How to Find an Agent for Your Animal Writing

By Jason Boog Comment

searchrescue.jpgOver the last few years, library cats and journalists’ dogs have inspired a number of bestselling books. If you’re thinking about writing about your pet, keep reading–we interviewed an expert about the whole process.

Today’s guest on the Morning Media Menu was canine handler and author Susannah Charleson–talking about how she landed a book deal for her new book, Scent of the Missing: Love and Partnership with a Search and Rescue Dog.
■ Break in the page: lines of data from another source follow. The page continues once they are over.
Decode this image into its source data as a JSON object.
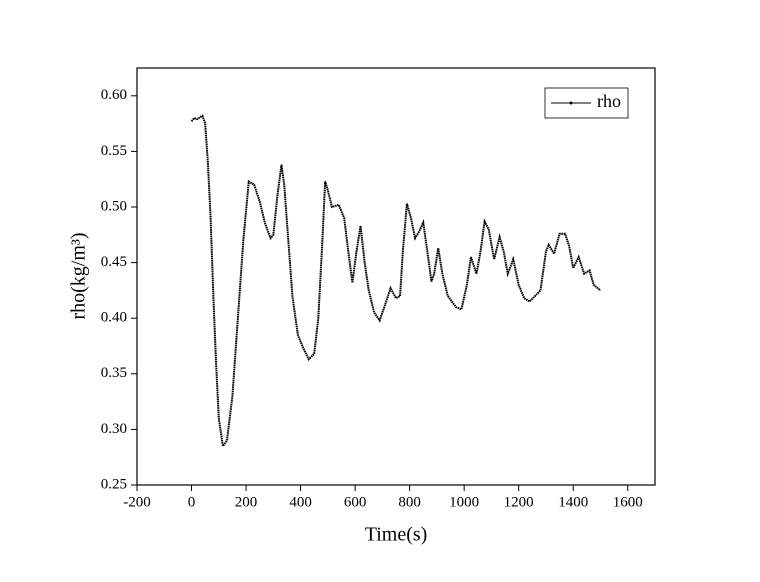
{
  "chart_data": {
    "type": "line",
    "x_label": "Time(s)",
    "y_label": "rho(kg/m³)",
    "x": [
      0,
      10,
      20,
      40,
      50,
      60,
      70,
      80,
      90,
      100,
      115,
      130,
      150,
      170,
      190,
      210,
      230,
      250,
      270,
      290,
      300,
      315,
      330,
      340,
      355,
      370,
      390,
      410,
      430,
      450,
      465,
      480,
      490,
      500,
      515,
      540,
      560,
      575,
      590,
      605,
      620,
      635,
      650,
      670,
      690,
      710,
      730,
      750,
      765,
      775,
      790,
      805,
      820,
      835,
      850,
      865,
      880,
      890,
      905,
      920,
      940,
      970,
      990,
      1010,
      1025,
      1045,
      1060,
      1075,
      1090,
      1110,
      1130,
      1145,
      1160,
      1180,
      1200,
      1220,
      1240,
      1260,
      1280,
      1300,
      1310,
      1330,
      1350,
      1370,
      1385,
      1400,
      1420,
      1440,
      1460,
      1475,
      1500
    ],
    "series": [
      {
        "name": "rho",
        "color": "#000000",
        "values": [
          0.577,
          0.58,
          0.579,
          0.582,
          0.575,
          0.54,
          0.49,
          0.42,
          0.36,
          0.31,
          0.285,
          0.29,
          0.33,
          0.4,
          0.47,
          0.523,
          0.52,
          0.505,
          0.485,
          0.472,
          0.475,
          0.51,
          0.538,
          0.52,
          0.47,
          0.42,
          0.385,
          0.373,
          0.363,
          0.368,
          0.4,
          0.47,
          0.523,
          0.515,
          0.5,
          0.502,
          0.49,
          0.46,
          0.432,
          0.46,
          0.483,
          0.45,
          0.425,
          0.405,
          0.398,
          0.412,
          0.427,
          0.418,
          0.42,
          0.46,
          0.503,
          0.49,
          0.472,
          0.478,
          0.486,
          0.46,
          0.433,
          0.44,
          0.463,
          0.44,
          0.42,
          0.41,
          0.408,
          0.43,
          0.455,
          0.44,
          0.46,
          0.487,
          0.48,
          0.453,
          0.473,
          0.46,
          0.44,
          0.453,
          0.43,
          0.418,
          0.415,
          0.42,
          0.425,
          0.46,
          0.466,
          0.458,
          0.476,
          0.476,
          0.465,
          0.445,
          0.455,
          0.44,
          0.443,
          0.43,
          0.425
        ]
      }
    ],
    "xlim": [
      -200,
      1700
    ],
    "xticks": [
      -200,
      0,
      200,
      400,
      600,
      800,
      1000,
      1200,
      1400,
      1600
    ],
    "ylim": [
      0.25,
      0.625
    ],
    "yticks": [
      0.25,
      {
        "value": 0.3,
        "label": "0.30"
      },
      0.35,
      {
        "value": 0.4,
        "label": "0.40"
      },
      0.45,
      {
        "value": 0.5,
        "label": "0.50"
      },
      0.55,
      {
        "value": 0.6,
        "label": "0.60"
      }
    ],
    "legend": "top-right",
    "grid": false
  }
}
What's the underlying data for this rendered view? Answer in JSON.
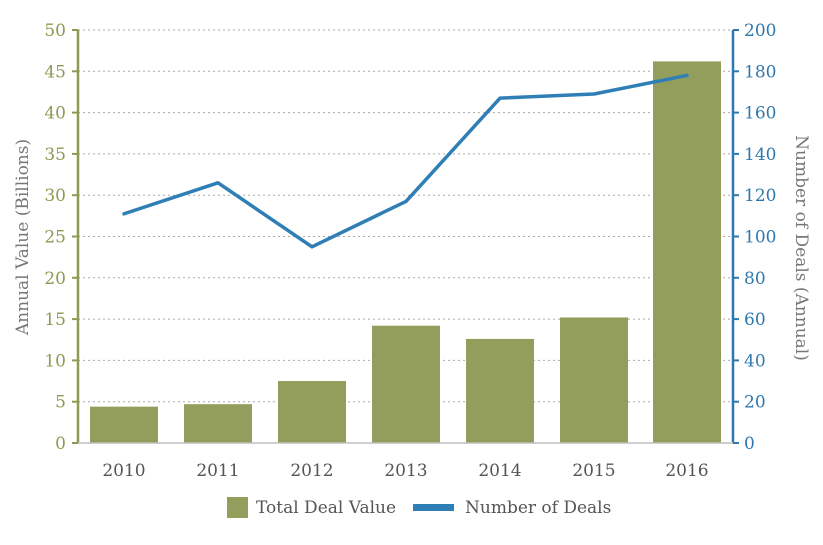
{
  "chart_data": {
    "type": "bar",
    "categories": [
      "2010",
      "2011",
      "2012",
      "2013",
      "2014",
      "2015",
      "2016"
    ],
    "series": [
      {
        "name": "Total Deal Value",
        "type": "bar",
        "axis": "left",
        "color": "#949e5c",
        "values": [
          4.4,
          4.7,
          7.5,
          14.2,
          12.6,
          15.2,
          46.2
        ]
      },
      {
        "name": "Number of Deals",
        "type": "line",
        "axis": "right",
        "color": "#2f7fb6",
        "values": [
          111,
          126,
          95,
          117,
          167,
          169,
          178
        ]
      }
    ],
    "ylabel": "Annual Value (Billions)",
    "y2label": "Number of Deals (Annual)",
    "ylim": [
      0,
      50
    ],
    "y2lim": [
      0,
      200
    ],
    "yticks": [
      "0",
      "5",
      "10",
      "15",
      "20",
      "25",
      "30",
      "35",
      "40",
      "45",
      "50"
    ],
    "y2ticks": [
      "0",
      "20",
      "40",
      "60",
      "80",
      "100",
      "120",
      "140",
      "160",
      "180",
      "200"
    ],
    "grid": "horizontal dotted",
    "legend_position": "bottom"
  },
  "colors": {
    "left_axis": "#8c9a52",
    "right_axis": "#2f78ad",
    "grid": "#a9a9a9"
  }
}
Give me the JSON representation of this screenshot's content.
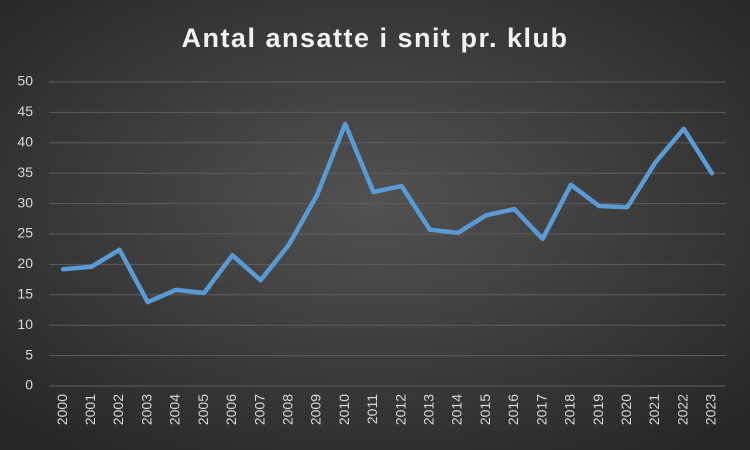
{
  "chart_data": {
    "type": "line",
    "title": "Antal ansatte i snit pr. klub",
    "categories": [
      "2000",
      "2001",
      "2002",
      "2003",
      "2004",
      "2005",
      "2006",
      "2007",
      "2008",
      "2009",
      "2010",
      "2011",
      "2012",
      "2013",
      "2014",
      "2015",
      "2016",
      "2017",
      "2018",
      "2019",
      "2020",
      "2021",
      "2022",
      "2023"
    ],
    "values": [
      19.2,
      19.6,
      22.4,
      13.8,
      15.8,
      15.3,
      21.5,
      17.4,
      23.2,
      31.4,
      43.1,
      31.9,
      32.9,
      25.7,
      25.2,
      28.1,
      29.1,
      24.2,
      33.1,
      29.6,
      29.4,
      36.8,
      42.3,
      35.0
    ],
    "color": "#5b9bd5",
    "ylim": [
      0,
      50
    ],
    "yticks": [
      0,
      5,
      10,
      15,
      20,
      25,
      30,
      35,
      40,
      45,
      50
    ],
    "grid": true
  }
}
Charleson explained how she turned her passion into a timely book about her Golden Retriever search and rescue partner, Puzzle (pictured, with the author).

Press play below to listen to the whole interview.
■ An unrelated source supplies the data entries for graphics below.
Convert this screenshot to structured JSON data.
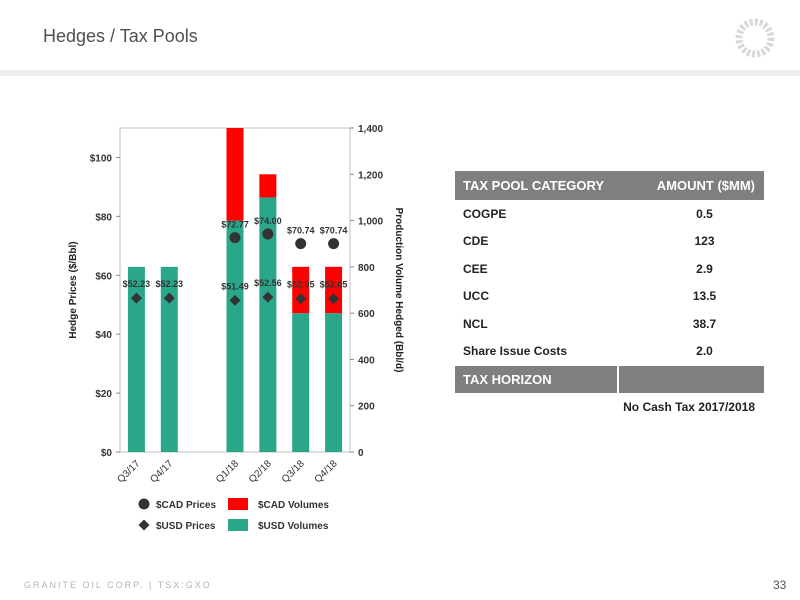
{
  "slide": {
    "title": "Hedges / Tax Pools",
    "footer": "GRANITE OIL CORP. | TSX:GXO",
    "page_number": "33"
  },
  "colors": {
    "usd_volume": "#2aa68a",
    "cad_volume": "#ff0000",
    "marker": "#333333"
  },
  "chart_data": {
    "type": "bar",
    "categories": [
      "Q3/17",
      "Q4/17",
      "",
      "Q1/18",
      "Q2/18",
      "Q3/18",
      "Q4/18"
    ],
    "ylabel": "Hedge Prices ($/Bbl)",
    "y2label": "Production Volume Hedged (Bbl/d)",
    "ylim": [
      0,
      110
    ],
    "y_ticks": [
      "$0",
      "$20",
      "$40",
      "$60",
      "$80",
      "$100"
    ],
    "y2lim": [
      0,
      1400
    ],
    "y2_ticks": [
      "0",
      "200",
      "400",
      "600",
      "800",
      "1,000",
      "1,200",
      "1,400"
    ],
    "series": [
      {
        "name": "$USD Volumes",
        "kind": "bar",
        "axis": "right",
        "values": [
          800,
          800,
          null,
          1000,
          1100,
          600,
          600
        ]
      },
      {
        "name": "$CAD Volumes",
        "kind": "bar",
        "axis": "right",
        "values": [
          0,
          0,
          null,
          400,
          100,
          200,
          200
        ]
      },
      {
        "name": "$CAD Prices",
        "kind": "marker",
        "marker": "circle",
        "axis": "left",
        "values": [
          null,
          null,
          null,
          72.77,
          74.0,
          70.74,
          70.74
        ]
      },
      {
        "name": "$USD Prices",
        "kind": "marker",
        "marker": "diamond",
        "axis": "left",
        "values": [
          52.23,
          52.23,
          null,
          51.49,
          52.56,
          52.05,
          52.05
        ]
      }
    ],
    "data_labels": {
      "cad_prices": [
        "",
        "",
        "",
        "$72.77",
        "$74.00",
        "$70.74",
        "$70.74"
      ],
      "usd_prices": [
        "$52.23",
        "$52.23",
        "",
        "$51.49",
        "$52.56",
        "$52.05",
        "$52.05"
      ]
    },
    "legend": {
      "placement": "bottom",
      "items": [
        "$CAD Prices",
        "$CAD Volumes",
        "$USD Prices",
        "$USD Volumes"
      ]
    },
    "grid": false
  },
  "tax_table": {
    "header_category": "TAX POOL CATEGORY",
    "header_amount": "AMOUNT ($MM)",
    "rows": [
      {
        "category": "COGPE",
        "amount": "0.5"
      },
      {
        "category": "CDE",
        "amount": "123"
      },
      {
        "category": "CEE",
        "amount": "2.9"
      },
      {
        "category": "UCC",
        "amount": "13.5"
      },
      {
        "category": "NCL",
        "amount": "38.7"
      },
      {
        "category": "Share Issue Costs",
        "amount": "2.0"
      }
    ],
    "horizon_header": "TAX HORIZON",
    "horizon_value": "No Cash Tax 2017/2018"
  }
}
Charleson explained: “Animal writing is tremendously popular. Of course standout books have done extremely well commercially. There’s a huge readership that’s interested in our connection with animals. It’s a field ripe for searching and exploring, if you can pardon the metaphor.”

After the jump, Charleson told us how she found her agent, Jim Hornfischer.
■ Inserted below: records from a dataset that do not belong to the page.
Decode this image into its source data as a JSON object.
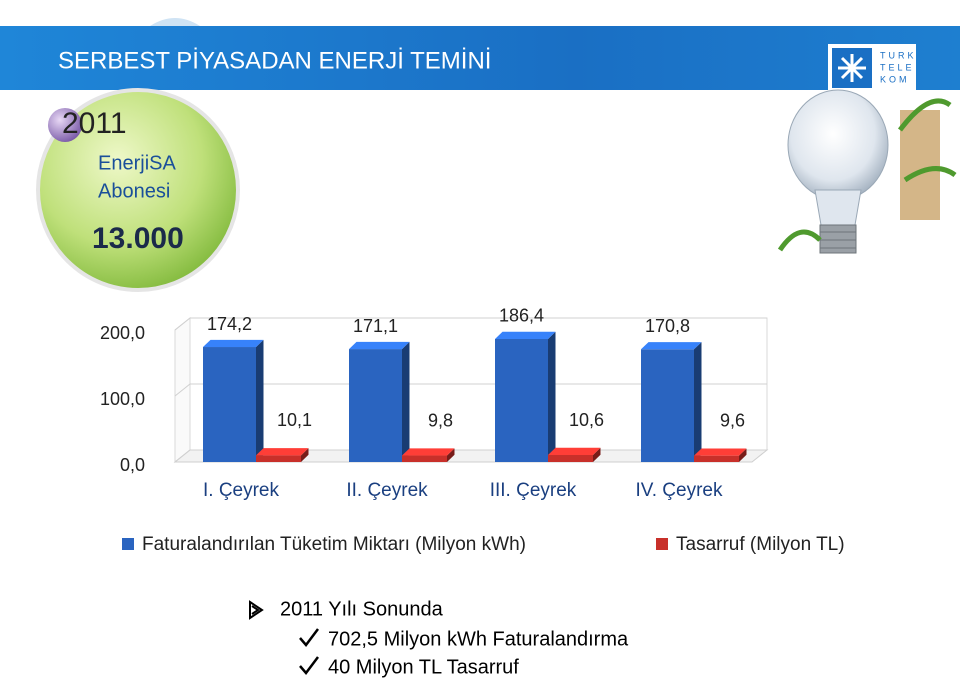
{
  "header": {
    "title": "SERBEST PİYASADAN ENERJİ TEMİNİ",
    "logo": [
      "TURK",
      "TELE",
      "KOM"
    ]
  },
  "badge": {
    "year": "2011",
    "line1": "EnerjiSA",
    "line2": "Abonesi",
    "count": "13.000"
  },
  "chart_data": {
    "type": "bar3d",
    "categories": [
      "I. Çeyrek",
      "II. Çeyrek",
      "III. Çeyrek",
      "IV. Çeyrek"
    ],
    "series": [
      {
        "name": "Faturalandırılan Tüketim Miktarı (Milyon kWh)",
        "color": "#2a64c0",
        "values": [
          174.2,
          171.1,
          186.4,
          170.8
        ],
        "value_labels": [
          "174,2",
          "171,1",
          "186,4",
          "170,8"
        ]
      },
      {
        "name": "Tasarruf (Milyon TL)",
        "color": "#c8302a",
        "values": [
          10.1,
          9.8,
          10.6,
          9.6
        ],
        "value_labels": [
          "10,1",
          "9,8",
          "10,6",
          "9,6"
        ]
      }
    ],
    "ylim": [
      0,
      200
    ],
    "yticks": [
      {
        "value": 0,
        "label": "0,0"
      },
      {
        "value": 100,
        "label": "100,0"
      },
      {
        "value": 200,
        "label": "200,0"
      }
    ],
    "grid": true,
    "legend": "bottom"
  },
  "notes": {
    "heading": "2011 Yılı Sonunda",
    "items": [
      "702,5 Milyon kWh Faturalandırma",
      "40 Milyon TL Tasarruf"
    ]
  }
}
She also revealed how she discovered animal writing: “In my particular case I was working on fiction, but at a conference, I read an essay I had written on search and rescue. Lee Child, the thriller author, was in the audience. At one point after the reading he pulled me aside and he said: ‘This is the way you should go. Go go go. You can write fiction whenever you want, but this is the way to go.’… So I put the fiction aside and really focused on writing a series of essays on my work in search and rescue”

Next, she outlined the pitching process at a writing conference: “I absolutely believe that it is critical to marshal your ideas and really know what you’re writing about. I believe you should do that and pitch every single chance you can get. I pitched to two agents [at another writing conference]. I had a one-page synopsis, and within a few minutes [Jim Hornfischer] said ‘I am really interested, I’d like to take a look at the full proposal.’ I sent the proposal off and a week later he contacted me and said, ‘I’d like to represent this.'”

Charleson concluded by outlining the long proposal revision process: “So [Hornfischer] worked very intensely with me for three months to get the proposal in the shape he thought would do very well in New York. It went to market in November 2007, right before Thanksgiving and it sold five days later. Because my agent is a writer and was an editor himself, he understood all 360-degrees of this process.”